— Скажите пожалуйста, — спросил он офицера, когда они вышли вместе на крыльцо, — в чем собственно подозревают эту француженку?

— Ничего вам не могу сказать, — снова пожал тот плечами, — потому что сам не знаю. Я только исполнил то, что мне было приказано.

Он посмотрел, как Орленев сел в карету и, не изменяя своей вежливости, поклонился ему на прощанье. Однако когда Сергей Александрович приехал к себе, то увидел, что конный полицейский провожал его до самого дома.

IX

Светильник

1

Вернувшись домой, Орленев улегся в постель, но не мог заснуть.

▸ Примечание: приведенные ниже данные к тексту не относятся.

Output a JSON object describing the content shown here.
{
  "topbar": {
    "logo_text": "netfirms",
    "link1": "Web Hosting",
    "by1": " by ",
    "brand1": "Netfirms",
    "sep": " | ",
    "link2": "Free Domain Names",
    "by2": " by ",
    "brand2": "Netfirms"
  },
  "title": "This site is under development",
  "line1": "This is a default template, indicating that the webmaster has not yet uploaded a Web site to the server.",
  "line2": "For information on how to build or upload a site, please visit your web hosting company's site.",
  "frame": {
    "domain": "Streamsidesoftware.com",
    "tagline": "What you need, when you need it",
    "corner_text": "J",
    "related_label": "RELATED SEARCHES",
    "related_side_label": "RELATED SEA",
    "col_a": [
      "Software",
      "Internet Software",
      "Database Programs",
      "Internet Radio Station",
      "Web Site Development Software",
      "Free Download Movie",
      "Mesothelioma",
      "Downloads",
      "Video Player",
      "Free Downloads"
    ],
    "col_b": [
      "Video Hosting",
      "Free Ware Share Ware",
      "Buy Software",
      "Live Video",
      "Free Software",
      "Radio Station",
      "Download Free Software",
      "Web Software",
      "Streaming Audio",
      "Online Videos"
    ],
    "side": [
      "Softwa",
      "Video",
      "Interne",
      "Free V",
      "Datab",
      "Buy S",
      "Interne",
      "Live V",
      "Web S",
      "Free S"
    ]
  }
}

Как ни старался он успокоить себя, что все обойдется хорошо, он чувствовал недовольство собой из-за того, что приехал сегодня к француженке и, главное, оставался у нее так долго, что его застал там офицер, явившийся для обыска.

Было очень неприятно, что его застали там. И ведь офицер записал его фамилию к себе в книжечку. Орленев видел это и помнил.

Вообще все воспоминание о сегодняшнем вечере щемило ему сердце.

«И как хорошо до сих пор все шло! — думал он, ворочаясь с боку на бок — Как хорошо… и вдруг теперь!»

Ему уже казалось, что из-за этой неприятной истории вся карьера его испорчена. И зачем он поддался на приглашение, зачем просто не разорвал и не бросил этой несчастной записки?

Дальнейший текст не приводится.